GPT OSS 120B

gpt-oss-120b is OpenAI’s flagship open-weight Mixture-of-Experts language model with about 117B parameters and 5.1B active per token, optimized for high‑reasoning, agentic production workloads on a single 80GB GPU and released under the Apache 2.0 license. It offers a long ~131k‑token context window, configurable reasoning effort, and full chain‑of‑thought access for advanced debugging and control.

Core Model

Chat

gpt-oss-120b is OpenAI’s flagship open‑weight Mixture‑of‑Experts language model for production‑grade, high‑reasoning, general‑purpose use cases that still fits on a single 80 GB GPU (e.g., H100, MI300X).
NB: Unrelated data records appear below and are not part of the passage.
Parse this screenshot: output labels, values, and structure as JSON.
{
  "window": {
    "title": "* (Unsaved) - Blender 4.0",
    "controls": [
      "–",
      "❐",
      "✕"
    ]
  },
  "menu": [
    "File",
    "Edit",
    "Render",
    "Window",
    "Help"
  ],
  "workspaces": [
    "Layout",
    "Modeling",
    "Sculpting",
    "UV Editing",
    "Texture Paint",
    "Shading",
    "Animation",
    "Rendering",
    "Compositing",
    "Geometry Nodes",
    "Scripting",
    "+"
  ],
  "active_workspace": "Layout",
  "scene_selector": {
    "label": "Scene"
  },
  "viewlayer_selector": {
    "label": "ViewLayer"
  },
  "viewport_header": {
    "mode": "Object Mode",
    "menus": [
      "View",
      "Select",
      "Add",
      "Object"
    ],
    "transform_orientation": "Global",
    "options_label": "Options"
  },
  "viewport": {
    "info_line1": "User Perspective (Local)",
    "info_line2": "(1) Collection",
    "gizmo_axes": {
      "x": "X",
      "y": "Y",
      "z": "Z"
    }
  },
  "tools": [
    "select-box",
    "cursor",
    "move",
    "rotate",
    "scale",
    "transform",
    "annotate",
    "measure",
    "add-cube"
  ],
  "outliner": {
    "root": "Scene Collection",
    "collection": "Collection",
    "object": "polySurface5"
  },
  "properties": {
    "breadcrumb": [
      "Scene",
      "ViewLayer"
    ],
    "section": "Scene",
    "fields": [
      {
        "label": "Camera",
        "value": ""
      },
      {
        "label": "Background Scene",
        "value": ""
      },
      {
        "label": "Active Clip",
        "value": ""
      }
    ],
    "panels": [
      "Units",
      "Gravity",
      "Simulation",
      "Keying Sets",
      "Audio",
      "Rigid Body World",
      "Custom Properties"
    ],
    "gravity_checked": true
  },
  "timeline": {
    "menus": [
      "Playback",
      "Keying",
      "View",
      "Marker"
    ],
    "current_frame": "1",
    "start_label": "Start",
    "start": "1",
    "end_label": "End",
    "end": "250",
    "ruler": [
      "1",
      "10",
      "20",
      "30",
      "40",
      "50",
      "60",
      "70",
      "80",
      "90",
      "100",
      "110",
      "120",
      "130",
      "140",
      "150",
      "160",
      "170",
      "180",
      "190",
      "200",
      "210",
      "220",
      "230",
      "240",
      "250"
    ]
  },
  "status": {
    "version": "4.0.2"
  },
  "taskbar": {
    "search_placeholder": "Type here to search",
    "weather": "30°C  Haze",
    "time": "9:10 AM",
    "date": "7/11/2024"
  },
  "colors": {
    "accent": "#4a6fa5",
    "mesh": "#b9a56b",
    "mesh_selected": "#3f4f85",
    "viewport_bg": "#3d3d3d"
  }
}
It targets advanced agentic workflows—tool use, browsing, code execution and structured outputs—while remaining fully fine‑tunable and Apache‑2.0 licensed for commercial deployment.

Get Started

pip install requestsCode language: Bash (bash)

import requests


api_url = "https://api.regolo.ai/v1/chat/completions"
headers = {
    "Content-Type": "application/json",
    "Authorization": "Bearer YOUR_REGOLO_KEY"
}
data = {
  "model": "gpt-oss-120b",
  "messages": [
    {
      "role": "user",
      "content": "If a train travels 60 km/h for 2 hours and then 80 km/h for 1.5 hours, what is the total distance covered?"
    }
  ],
  "reasoning_effort": "medium"
}

response = requests.post(api_url, headers=headers, json=data)
print(response.json())
Code language: Python (python)

Output

{
  "id": "chatcmpl-a5eb9b058a3b0b01",
  "created": 1769558560,
  "model": "hosted_vllm/openai/gpt-oss-120b",
  "object": "chat.completion",
  "choices": [
    {
      "finish_reason": "stop",
      "index": 0,
      "message": {
        "content": "**Step‑by‑step calculation**\n\n| Segment | Speed (km/h) | Time (h) | Distance = Speed × Time (km) |\n|---------|--------------|----------|------------------------------|\n| 1       | 60           | 2        | \\(60 \\times 2 = 120\\) |\n| 2       | 80           | 1.5      | \\(80 \\times 1.5 = 120\\) |\n\n**Total distance**\n\n\\[\n120\\text{ km} + 120\\text{ km} = 240\\text{ km}\n\\]\n\n---\n\n**Answer:** The train covers **240 kilometres** in total.",
        "role": "assistant",
        "reasoning_content": "We need to compute distance = speed * time for each segment, sum them.\n\nFirst segment: 60 km/h * 2 h = 120 km.\nSecond: 80 km/h * 1.5 h = 80 * 1.5 = 120 km.\nTotal = 240 km.\n\nProvide answer."
      },
      "provider_specific_fields": {
        "stop_reason": null,
        "token_ids": null
      }
    }
  ],
  "usage": {
    "completion_tokens": 218,
    "prompt_tokens": 97,
    "total_tokens": 315
  }
}Code language: JavaScript (javascript)

Application and Use Cases

Complex question answering and analysis where you need multi‑step reasoning, long context, and explicit rationales (for example, research copilots or strategy assistants).
Autonomous or semi‑autonomous agents that call tools, browse the web, and write or execute code as part of a workflow (for example, data pipelines, QA bots, or internal IT agents).
Large‑scale RAG systems that combine many documents, knowledge bases, or transcripts in a single long‑context query, taking advantage of the ~131k‑token window.
Advanced coding and debugging assistants that rely on chain‑of‑thought, tool calls, and execution traces for high‑stakes software engineering tasks.
Enterprise applications where on‑prem or VPC deployment, Apache‑2.0 licensing, and predictable GPU utilization on a single 80GB card are important requirements.